The fourth day of racing was like snakes and ladders. Races five and six were completed and the results of the two races were almost polar opposites – for the most part those who did well in the morning race were no where to be seen in the afternoon and vice-versa. Conditions continued to be exceptional with more glorious sunshine and a slowly building breeze
Wednesday’s overall leaders had mixed fortunes yesterday and although Denmark’s Lars Hendriksen continues to lead, his margin is now just 6.7 points having taken tenth in race five and a disappointing 19th in race six to give him 45 points overall. Fellow Dane Bo Selko’s win in the fifth race was enough to move him into second overall on 51.7 points just one point ahead of Russia’s Maksim Semerkanov whose 13th in race five was fully compensated with a win in race six.
Valdemar Bandolowski of Denmark remains in fourth, now on 64 points but German Tommy Muller’s overnight second place took a hammering with today’s 16th and 23rd places so he drops into fifth with 70 points. Behind Muller local sailor Eric Williams is sixth (72 pts) with Ireland’s Simon Brien seventh (75 pts), Denmark’s Frank Berg eighth (76 pts), Artem Shayduko of Russia ninth (78 pts) and Sweden’s Tom Lofstedt tenth (81.7 pts)
At the start of yesterday morning’s race local girl Julia Bailey was a woman on a mission. She and her crew, husband Graham and David Heritage, took possession of the committee boat end and then immediately tacked off to the right. The majority preferred to head left looking for the wind bend on the north shore but Julia was on the money and rounded well clear at the windward mark.
Bailey looked supremely confident for the next three legs happily holding off all challengers to lead at the final leeward mark from Selko and Pay. Poul-Richard Hoj-Jensen of Denmark had sailed a blinding last run to move up from the cheap seats into fourth with Williams fifth, Nicholson sixth, Gray seventh and Hendriksen eighth.
The final beat was to be a real cliff hanger as Bailey and Selko split tacks. It was clear that Selko was gaining ground but as they approached the line it was neck and neck and the two boats crossed so close together that even the competitors didn’t know which had one. Only the sharp eyes of the Royal Yacht Squadron’s man on the line were able to confirm that Selko had taken the race by a hair’s breadth from Bailey. Hoj-Jensen sailed his best race of the regatta so far to take third with Pay fourth, Lofstedt fifth, Ezhkov sixth, Nicholson seventh and Williams eighth. Gray and Hendriksen rounded out the top ten.

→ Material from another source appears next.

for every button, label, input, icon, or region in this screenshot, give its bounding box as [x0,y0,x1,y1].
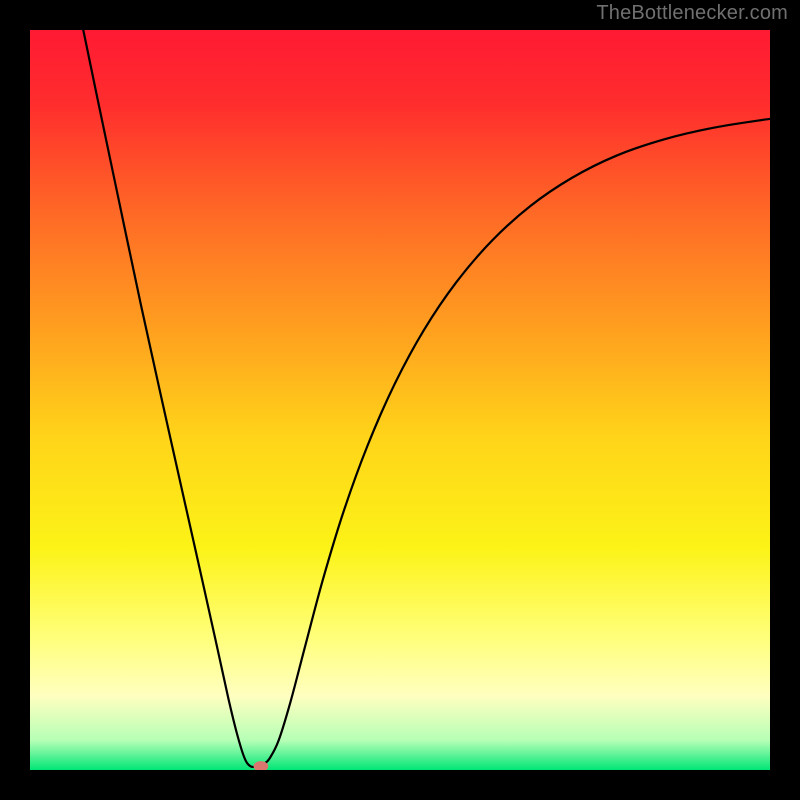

After a short delay as the wind settled and PRO John Grandy and his team re-laid their course along the Bramble Bank race six, the penultimate race in the series, was away. This time Maksim Semerkanov of Russia came out of the first beat in the lead with Williams, Rob Campbell of Britain, Bandolowski, Lofstedt, Peter Warrer, also of Denmark, and Cowes Fleet Captain Gavia Wilkinson-Cox in pursuit. Frank Berg, Antonio Correia and Oleg Khopersky completed the top ten after the first beat.
From here on in Semerkanov was never seriously challenged and Williams comfortably held second. Lofstedt moved into third place on the first run and was followed into the leeward mark by Bandolowski, Berg and Correia with Wilkinson-Cox still seventh and Campbell eighth.
On the second beat the top four began to stretch away as Correia moved up into fifth and Wilkinson-Cox took sixth. Berg was now seventh just ahead of Simon Brien from Ireland. On the final run Campbell and Berg swapped places but everyone else held steady. At the line after the final beat it was Semerkanov, Williams, Lofstedt, Bandoloswki and Correia with Cambell and Wilkinson-Cox swapping places in the closing moments to finish sixth and seventh respectively. Berg took eighth with Brian ninth and fellow Irishman Neil Hegarty tenth.